With a barrier membrane containing the graft within the socket and the facial covered with the CT, what signals bone to grow on the facial? I would presume, in the end, the bulk (convexity) of the facial tissue is primarily CT and not bone. This is very good, but wouldn't you rather regenerate bone out there? Simply as a point for discussion, would you consider modifying this excellent procedure by placing additional autograft (or BMP or other osteoinductive material) on the facial side of the defect and complete the CT reposition over that for enhanced vascular closure. Of course you may have to do the frenectomy and loosen up additional tissue for a low tension closure. Thank you!

snjezana pohl - (2/10/2016 4:16 AM)

Thank you, Michael. If there is infection I would extract the tooth and perform prosthetic socket preservation. Three months after extraction implant placement with CTG. If the patient can not come for pontic shortening in 3 weeks intervalls I would perform an early implant placement with GBR and VIP CT. After taking out a tooth with a missing buccal bone wall there will be an advanced ridge collapse. In the most cases it is advisable to do a frenectomy at the same time as tooth extraction.

Michael Corsello - (2/9/2016 1:27 PM)

Excellent presentation!
Presuming there exists infection throughout the area from the diseased root. Would you proceed with this procedure or extract then delay for several weeks? What would you perceive to be a consequence of such a delay?

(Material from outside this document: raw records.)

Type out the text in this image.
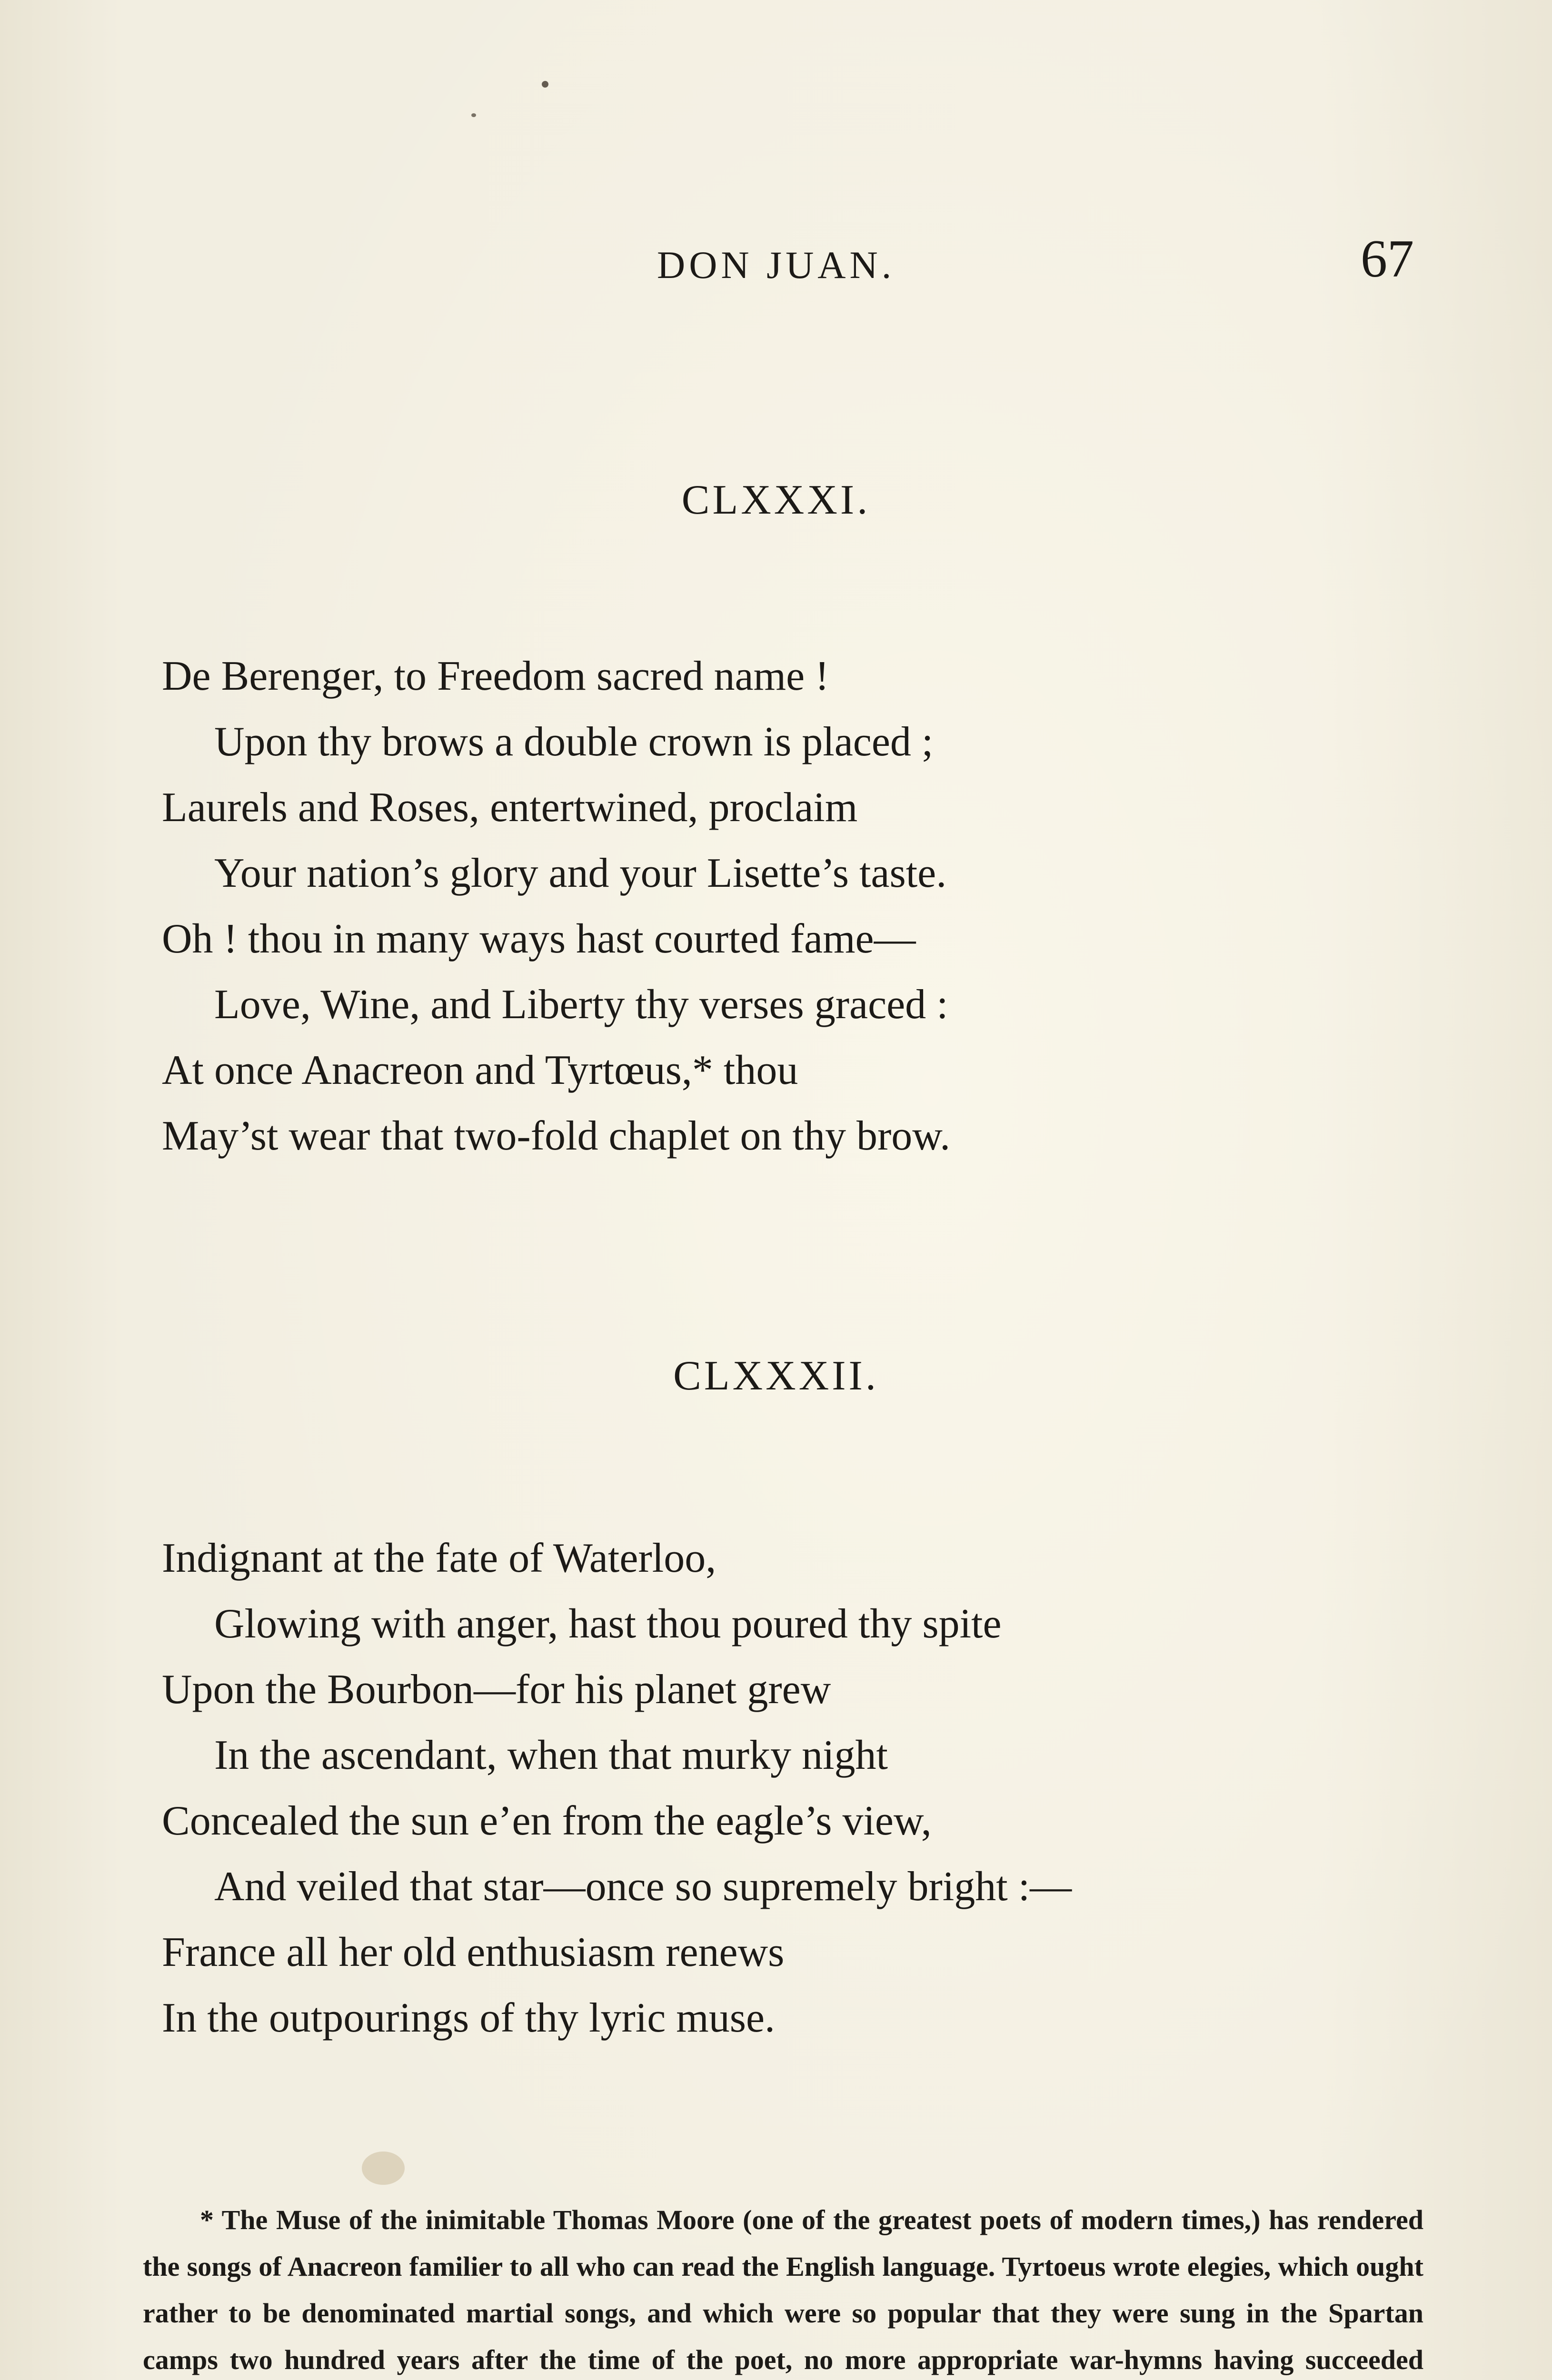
DON JUAN.	67
CLXXXI.
De Berenger, to Freedom sacred name !
Upon thy brows a double crown is placed ;
Laurels and Roses, entertwined, proclaim
Your nation’s glory and your Lisette’s taste.
Oh ! thou in many ways hast courted fame—
Love, Wine, and Liberty thy verses graced :
At once Anacreon and Tyrtœus,* thou
May’st wear that two-fold chaplet on thy brow.
CLXXXII.
Indignant at the fate of Waterloo,
Glowing with anger, hast thou poured thy spite
Upon the Bourbon—for his planet grew
In the ascendant, when that murky night
Concealed the sun e’en from the eagle’s view,
And veiled that star—once so supremely bright :—
France all her old enthusiasm renews
In the outpourings of thy lyric muse.
* The Muse of the inimitable Thomas Moore (one of the greatest poets of modern times,) has rendered the songs of Anacreon familier to all who can read the English language. Tyrtoeus wrote elegies, which ought rather to be denominated martial songs, and which were so popular that they were sung in the Spartan camps two hundred years after the time of the poet, no more appropriate war-hymns having succeeded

mia buljan - (11/24/2015 7:12 AM)

Such an inspirational lecture and a very clear explanation of the technique. I will for sure follow this protocol.

snjezana pohl - (10/10/2015 2:28 AM)

Thank you for your question. PCTG is kind of transposed, like a classical transposed flaps known in plastic surgery. Attention should be given not to rotate and strangulate it. And, very good observed, you are right, in animation you can`t see it clearly.

yosef kowalsky - (10/7/2015 2:29 AM)

Could you please explain "CTG is not rotated but overlaid. " In video it seemed it was rotated? Thank you . I really enjoyed the presentation.